Dans la nuit du 30 juillet 2026, un missile balistique russe a frappé le village de Radushnoe dans la communauté de Novopol, en banlieue de Kryvyï Rih. Il a touché directement une maison privée où vivait la famille nombreuse Voronov.
Ce n’était pas un objectif militaire, ni un poste de commandement, ni une position fortifiée. C’était une maison ordinaire où se trouvaient la nuit des parents, des enfants et un petit-fils.

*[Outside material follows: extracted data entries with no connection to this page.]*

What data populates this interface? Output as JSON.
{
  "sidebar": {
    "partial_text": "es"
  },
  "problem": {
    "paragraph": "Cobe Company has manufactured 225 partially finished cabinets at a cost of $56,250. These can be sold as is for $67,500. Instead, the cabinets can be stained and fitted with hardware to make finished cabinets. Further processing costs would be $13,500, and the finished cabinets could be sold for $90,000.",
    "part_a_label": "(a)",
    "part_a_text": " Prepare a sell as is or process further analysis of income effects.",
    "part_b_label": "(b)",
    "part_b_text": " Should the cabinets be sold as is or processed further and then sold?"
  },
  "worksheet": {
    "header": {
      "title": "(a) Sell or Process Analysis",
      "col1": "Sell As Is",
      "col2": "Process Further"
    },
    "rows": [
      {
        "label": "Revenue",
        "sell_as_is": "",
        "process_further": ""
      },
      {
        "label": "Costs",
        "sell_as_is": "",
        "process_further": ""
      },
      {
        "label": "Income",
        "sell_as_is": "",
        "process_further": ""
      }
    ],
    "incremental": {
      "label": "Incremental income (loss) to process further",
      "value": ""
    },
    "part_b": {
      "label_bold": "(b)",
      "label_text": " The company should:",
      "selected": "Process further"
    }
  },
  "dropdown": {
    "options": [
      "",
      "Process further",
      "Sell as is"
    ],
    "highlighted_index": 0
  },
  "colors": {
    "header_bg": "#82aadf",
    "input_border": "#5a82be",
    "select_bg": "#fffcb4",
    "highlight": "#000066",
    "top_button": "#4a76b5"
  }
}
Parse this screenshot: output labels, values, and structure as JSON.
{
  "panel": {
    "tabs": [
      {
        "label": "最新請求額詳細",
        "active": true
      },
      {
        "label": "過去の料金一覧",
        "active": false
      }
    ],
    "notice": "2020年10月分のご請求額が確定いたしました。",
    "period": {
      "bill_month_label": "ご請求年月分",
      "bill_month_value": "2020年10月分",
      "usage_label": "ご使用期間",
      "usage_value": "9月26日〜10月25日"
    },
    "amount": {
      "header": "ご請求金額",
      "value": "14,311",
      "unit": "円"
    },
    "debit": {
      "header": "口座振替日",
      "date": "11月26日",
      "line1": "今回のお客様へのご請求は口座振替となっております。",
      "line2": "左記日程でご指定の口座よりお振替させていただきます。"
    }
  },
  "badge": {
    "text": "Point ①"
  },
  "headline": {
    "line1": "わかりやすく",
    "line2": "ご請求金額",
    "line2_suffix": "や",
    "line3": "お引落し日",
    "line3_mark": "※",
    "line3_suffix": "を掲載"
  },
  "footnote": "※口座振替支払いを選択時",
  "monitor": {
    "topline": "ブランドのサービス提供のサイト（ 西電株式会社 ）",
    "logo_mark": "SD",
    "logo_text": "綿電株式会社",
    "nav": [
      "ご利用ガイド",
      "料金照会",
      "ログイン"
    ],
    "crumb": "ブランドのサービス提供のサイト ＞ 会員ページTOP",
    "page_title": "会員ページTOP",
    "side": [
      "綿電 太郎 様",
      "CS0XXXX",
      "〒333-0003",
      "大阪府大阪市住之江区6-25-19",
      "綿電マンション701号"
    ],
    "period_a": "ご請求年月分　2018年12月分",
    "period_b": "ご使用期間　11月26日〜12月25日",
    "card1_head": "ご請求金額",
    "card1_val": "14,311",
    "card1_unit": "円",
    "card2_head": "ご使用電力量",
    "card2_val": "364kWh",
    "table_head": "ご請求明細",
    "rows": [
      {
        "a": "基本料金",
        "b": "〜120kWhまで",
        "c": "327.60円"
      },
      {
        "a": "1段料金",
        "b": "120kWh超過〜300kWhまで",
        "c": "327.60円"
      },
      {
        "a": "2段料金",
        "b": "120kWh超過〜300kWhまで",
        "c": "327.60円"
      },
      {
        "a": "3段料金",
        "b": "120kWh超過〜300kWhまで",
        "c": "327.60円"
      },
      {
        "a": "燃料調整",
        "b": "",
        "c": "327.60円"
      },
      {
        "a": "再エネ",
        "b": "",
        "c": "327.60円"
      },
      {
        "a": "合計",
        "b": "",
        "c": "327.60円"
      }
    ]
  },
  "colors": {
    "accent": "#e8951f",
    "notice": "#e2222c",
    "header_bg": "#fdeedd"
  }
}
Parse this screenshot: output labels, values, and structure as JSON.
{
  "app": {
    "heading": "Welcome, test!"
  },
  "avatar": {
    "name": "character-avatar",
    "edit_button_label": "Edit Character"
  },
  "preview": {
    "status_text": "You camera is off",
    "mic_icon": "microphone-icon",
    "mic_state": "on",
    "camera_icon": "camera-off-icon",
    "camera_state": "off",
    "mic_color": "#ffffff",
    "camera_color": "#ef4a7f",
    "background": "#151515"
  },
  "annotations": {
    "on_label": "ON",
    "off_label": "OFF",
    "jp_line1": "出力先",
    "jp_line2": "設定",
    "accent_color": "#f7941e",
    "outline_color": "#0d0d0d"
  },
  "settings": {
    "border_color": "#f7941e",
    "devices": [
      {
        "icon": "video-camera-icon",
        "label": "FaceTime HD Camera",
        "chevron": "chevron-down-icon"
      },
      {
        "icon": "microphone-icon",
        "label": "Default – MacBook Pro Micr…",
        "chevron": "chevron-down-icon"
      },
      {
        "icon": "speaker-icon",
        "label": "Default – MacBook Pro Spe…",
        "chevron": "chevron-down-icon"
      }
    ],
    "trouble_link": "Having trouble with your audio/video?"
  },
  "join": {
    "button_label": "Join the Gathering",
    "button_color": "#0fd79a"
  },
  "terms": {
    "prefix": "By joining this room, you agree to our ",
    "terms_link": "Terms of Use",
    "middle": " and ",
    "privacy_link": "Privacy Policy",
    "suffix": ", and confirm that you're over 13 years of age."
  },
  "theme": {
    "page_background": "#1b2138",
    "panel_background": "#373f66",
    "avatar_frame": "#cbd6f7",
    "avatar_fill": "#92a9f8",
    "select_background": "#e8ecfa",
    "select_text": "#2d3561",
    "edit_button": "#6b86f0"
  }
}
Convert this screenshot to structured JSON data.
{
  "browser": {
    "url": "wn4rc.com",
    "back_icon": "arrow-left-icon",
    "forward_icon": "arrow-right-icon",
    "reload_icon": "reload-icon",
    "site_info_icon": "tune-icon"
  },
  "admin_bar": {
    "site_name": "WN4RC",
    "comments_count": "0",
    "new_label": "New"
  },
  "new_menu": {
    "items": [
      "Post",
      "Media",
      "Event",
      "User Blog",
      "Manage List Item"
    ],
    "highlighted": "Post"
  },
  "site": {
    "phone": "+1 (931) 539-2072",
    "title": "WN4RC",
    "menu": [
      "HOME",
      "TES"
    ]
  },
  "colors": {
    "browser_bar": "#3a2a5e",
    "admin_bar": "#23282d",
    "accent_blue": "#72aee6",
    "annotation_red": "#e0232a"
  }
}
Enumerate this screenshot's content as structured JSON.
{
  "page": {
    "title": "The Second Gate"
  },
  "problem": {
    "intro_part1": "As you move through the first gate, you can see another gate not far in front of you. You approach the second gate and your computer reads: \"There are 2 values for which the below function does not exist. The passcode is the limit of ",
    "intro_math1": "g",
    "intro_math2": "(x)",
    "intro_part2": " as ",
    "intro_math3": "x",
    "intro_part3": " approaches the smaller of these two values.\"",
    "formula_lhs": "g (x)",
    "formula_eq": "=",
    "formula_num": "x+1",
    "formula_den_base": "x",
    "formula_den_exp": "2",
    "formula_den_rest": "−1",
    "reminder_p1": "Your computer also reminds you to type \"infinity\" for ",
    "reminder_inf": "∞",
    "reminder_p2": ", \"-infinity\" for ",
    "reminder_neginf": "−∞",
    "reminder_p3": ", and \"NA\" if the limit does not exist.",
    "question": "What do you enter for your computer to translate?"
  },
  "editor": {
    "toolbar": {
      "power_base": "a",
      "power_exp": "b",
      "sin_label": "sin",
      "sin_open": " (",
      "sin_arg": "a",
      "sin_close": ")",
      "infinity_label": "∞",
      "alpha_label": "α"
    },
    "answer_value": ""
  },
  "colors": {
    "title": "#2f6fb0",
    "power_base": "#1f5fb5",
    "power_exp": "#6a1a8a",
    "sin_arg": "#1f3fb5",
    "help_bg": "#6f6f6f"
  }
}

À la mi-journée, il a été officiellement confirmé que les corps de 6 personnes décédées avaient été retrouvés, dont 3 enfants : une fille de six ans, un garçon de 11 ans et un garçon de 17 ans. Cinq autres personnes étaient portées disparues, et l’identification des fragments de corps retrouvés devait être effectuée par expertise génétique. À la suite de l’impact, huit personnes ont été blessées.
Le missile russe a complètement détruit deux maisons privées et en a endommagé cinq autres. Des incendies se sont déclarés sur place. Les sauveteurs continuaient de déblayer les décombres, sachant que des personnes pouvaient se trouver en dessous.
Artem, Elena et les enfants privés d’avenir
Les autorités locales ont rapporté que dans la maison détruite vivaient Artem Voronov, 47 ans, et son épouse Elena, 41 ans. Le conseil municipal de Novopol a déclaré que les corps du couple et de leurs quatre enfants avaient déjà été extraits des décombres. En même temps, les autorités centrales et régionales ont officiellement rapporté trois enfants décédés confirmés, donc le nombre final de victimes nécessitait encore des précisions et des identifications.
La chaîne locale « Premier canal. Kryvyï Rih » a publié les noms des enfants et du petit-fils de la famille présents dans la maison. Parmi ceux dont les corps avaient déjà été retrouvés ou qui étaient encore recherchés sous les débris, figuraient :
Mark, qui allait avoir 18 ans ; Dominika, 16 ans ; Viorika, 14 ans ; Zacharie, 13 ans ; Azarie-Ilay, 11 ans ; Federika, neuf ans ; Emilia, sept ans, ainsi que le petit-fils d’un an et demi, Artem.
Il est important de nommer ces noms. Derrière les formulations « six morts », « trois enfants » ou « plusieurs disparus » se cachent des personnes concrètes.
Mark n’a pas vécu jusqu’à ses dix-huit ans. Dominika n’a pas terminé l’école. La petite Emilia de sept ans et Federika de neuf ans ne se réveilleront jamais dans leur chambre. Le petit Artem d’un an et demi commençait à peine à découvrir le monde qui l’entoure.
Ils n’ont pas été tués par une « guerre » abstraite. Le missile a été fabriqué, fourni à l’armée russe, livré sur la position de lancement, a reçu une mission de vol et a été lancé par des militaires russes sur le territoire ukrainien.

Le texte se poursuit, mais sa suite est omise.